Decided on January 23,1986



- (1.)CONSEQUENT to the directions contained in C.R.P. No. 3/85 dated 16.9.1985 of the High Court of Judicature at Madras, on a petition filed by the applicant under Section 82(B)(3) of the Gold (Control) Act, 1968, we hereby state the case and refer the questions of law as contained in the above direction :
(2.)The facts of the case found by the Tribunal in paragraph 4 of the order are :-
This is one of the four cases of seizure of what was determined as primary gold by the Collector of Central Excise, Guntur from the appellant, at about 10.00 P.M. on 29.8.1980 near the Godavary Railway Station at Rajahmundry. The quantity of gold seized was 509 gms; it was determined to be of 23 ct. purity valued at Rs. 73,815/-. The appellant claimed that the seized items were finished, old ornaments which were in use by the members of his family for a long time. The Collector examined the seized items and found as follows :

"(i) the seized items, 26 in no. stated to be bangles of 23 ct. purity were found to be unusually malleable. It was found that the items were not in a fit condition for being used as bangles inasmuch as they would lose shape with a slight application of pressure without which no bangle can be worn into hands.

(ii) the items were not found to be in the finished form. The design on the bangles had no pronounced shape. Further these items did not appear to have been polished."

He also noted that it was quite unusual for a person stated to be normally residing at Rajasthan to bring gold pieces in unfinished form for being sold at Rajahmundry and utilise the sale proceeds there from for starting a business at that distant place. He found that the goods constituted primary gold and ordered their confiscation under Section 71(1) of the Act for violation of Section 8(1)(i) thereof. He also imposed a penalty of Rs. 5,000/- on Jayanthilal.

The applicant's appeal under Section 80 to the Gold Control Administrator against the above order has been transferred to this Tribunal under Section 82K of the Act.

(3.)AFTER hearing both sides, the Tribunal dismissed the appeal for reasons recorded in paragraph 5 of its order, reproduced below :-
As the principal point for determination is whether the goods seized are ornaments in the form of bangles or unfinished material -which constitutes primary gold in terms of Section 2(r) of the Act, -we had examined the goods under confiscation. The pieces are in the form of circlets in three sizes with approximate diameters of 2.2" (10 Nos.), 1.9" (8 Nos.) and 1.5" (8 Nos.).
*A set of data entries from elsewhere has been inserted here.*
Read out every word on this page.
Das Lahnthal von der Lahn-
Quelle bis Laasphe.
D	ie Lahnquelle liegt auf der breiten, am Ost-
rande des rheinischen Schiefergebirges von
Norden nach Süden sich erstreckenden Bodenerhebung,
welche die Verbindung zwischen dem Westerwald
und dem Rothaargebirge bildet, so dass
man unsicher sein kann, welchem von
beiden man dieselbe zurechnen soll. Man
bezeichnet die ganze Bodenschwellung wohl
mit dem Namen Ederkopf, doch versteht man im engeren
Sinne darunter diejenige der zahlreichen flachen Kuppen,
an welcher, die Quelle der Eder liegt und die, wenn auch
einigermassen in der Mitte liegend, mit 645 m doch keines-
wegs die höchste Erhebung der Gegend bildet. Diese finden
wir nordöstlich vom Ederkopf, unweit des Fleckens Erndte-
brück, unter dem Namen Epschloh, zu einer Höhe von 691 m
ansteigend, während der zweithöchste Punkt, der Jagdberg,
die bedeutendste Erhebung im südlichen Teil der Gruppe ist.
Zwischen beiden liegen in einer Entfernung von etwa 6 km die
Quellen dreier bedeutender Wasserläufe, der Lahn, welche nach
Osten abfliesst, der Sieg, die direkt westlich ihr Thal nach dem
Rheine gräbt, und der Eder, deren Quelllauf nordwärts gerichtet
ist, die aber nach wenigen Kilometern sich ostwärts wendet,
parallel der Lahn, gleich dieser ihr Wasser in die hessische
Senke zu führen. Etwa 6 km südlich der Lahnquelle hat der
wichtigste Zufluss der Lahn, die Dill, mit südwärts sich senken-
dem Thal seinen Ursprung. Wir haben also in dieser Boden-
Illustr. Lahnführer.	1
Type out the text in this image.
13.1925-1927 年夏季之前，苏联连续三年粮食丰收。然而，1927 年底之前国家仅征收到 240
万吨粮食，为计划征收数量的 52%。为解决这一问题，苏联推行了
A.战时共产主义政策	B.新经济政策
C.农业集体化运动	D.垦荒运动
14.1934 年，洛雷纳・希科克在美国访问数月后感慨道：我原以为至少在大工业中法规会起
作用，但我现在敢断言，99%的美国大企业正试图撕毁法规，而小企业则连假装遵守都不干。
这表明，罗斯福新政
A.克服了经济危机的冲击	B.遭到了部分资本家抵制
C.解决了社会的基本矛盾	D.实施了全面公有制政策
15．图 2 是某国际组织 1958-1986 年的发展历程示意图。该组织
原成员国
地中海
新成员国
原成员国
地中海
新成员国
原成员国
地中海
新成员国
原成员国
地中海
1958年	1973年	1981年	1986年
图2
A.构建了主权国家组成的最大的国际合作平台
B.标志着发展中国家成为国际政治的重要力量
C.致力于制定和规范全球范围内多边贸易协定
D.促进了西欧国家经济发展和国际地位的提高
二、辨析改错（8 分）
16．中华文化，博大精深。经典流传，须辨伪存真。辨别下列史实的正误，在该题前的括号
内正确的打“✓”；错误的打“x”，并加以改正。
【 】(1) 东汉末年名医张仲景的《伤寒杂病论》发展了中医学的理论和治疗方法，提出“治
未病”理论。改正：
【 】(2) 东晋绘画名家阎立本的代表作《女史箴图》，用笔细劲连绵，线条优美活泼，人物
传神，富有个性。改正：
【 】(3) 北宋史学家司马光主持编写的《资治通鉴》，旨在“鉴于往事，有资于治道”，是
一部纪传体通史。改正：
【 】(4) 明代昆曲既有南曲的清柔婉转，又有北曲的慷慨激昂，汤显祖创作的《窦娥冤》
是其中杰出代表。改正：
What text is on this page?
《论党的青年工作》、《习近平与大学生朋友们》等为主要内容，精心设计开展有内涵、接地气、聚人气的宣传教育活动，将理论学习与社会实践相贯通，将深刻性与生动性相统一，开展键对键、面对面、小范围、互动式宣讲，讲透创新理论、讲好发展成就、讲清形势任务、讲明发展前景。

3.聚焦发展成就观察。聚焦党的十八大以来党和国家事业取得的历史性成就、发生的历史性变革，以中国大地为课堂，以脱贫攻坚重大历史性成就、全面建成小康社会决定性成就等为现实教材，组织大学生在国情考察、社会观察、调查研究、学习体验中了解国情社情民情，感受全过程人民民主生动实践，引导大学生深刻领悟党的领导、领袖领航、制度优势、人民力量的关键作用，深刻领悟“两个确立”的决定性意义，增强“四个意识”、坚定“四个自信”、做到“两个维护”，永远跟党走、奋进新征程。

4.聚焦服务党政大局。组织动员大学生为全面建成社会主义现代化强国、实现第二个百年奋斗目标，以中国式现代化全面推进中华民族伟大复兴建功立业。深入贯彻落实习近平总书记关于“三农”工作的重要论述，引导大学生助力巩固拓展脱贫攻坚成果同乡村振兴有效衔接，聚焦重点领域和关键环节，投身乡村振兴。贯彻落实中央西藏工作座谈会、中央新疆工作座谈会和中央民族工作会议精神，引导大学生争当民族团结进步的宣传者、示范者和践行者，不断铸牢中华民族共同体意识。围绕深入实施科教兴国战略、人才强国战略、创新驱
The weight of a pair of each category was found to be 44.2 gms., 38.4 gms. and 31.9 gms. respectively. The circlets have been joined together with the welded joint being still large and visible and not well-aligned. There is a marked indentation at the joint. The circular edges of the circlet are rough and not smoothened as in a bangle for wear. There is some sort of design which does not stand out. The circlets are soft in the sense that they do not retain their shape on moderate pressure. Considering the individual weight of the circlets, the manner of manufacture, their softness and the circumstances of seizure, we are satisfied that the goods do not constitute bangles or finished ornaments as defined in Section 2(p) of the Act. They are indeed primary gold referable to Section 2(r) ibid. The certificate of the three jewellers of Rajahmundry and the joint report of the shariff and another of Andhra Bank, talks about such goods being worn in the region around Rajahmundry. The appellant claims to have brought these items all the way from Rajasthan for the purpose of sale. The certificates are thus not indicative of the customs in and around Rajasthan and do not help the appellant.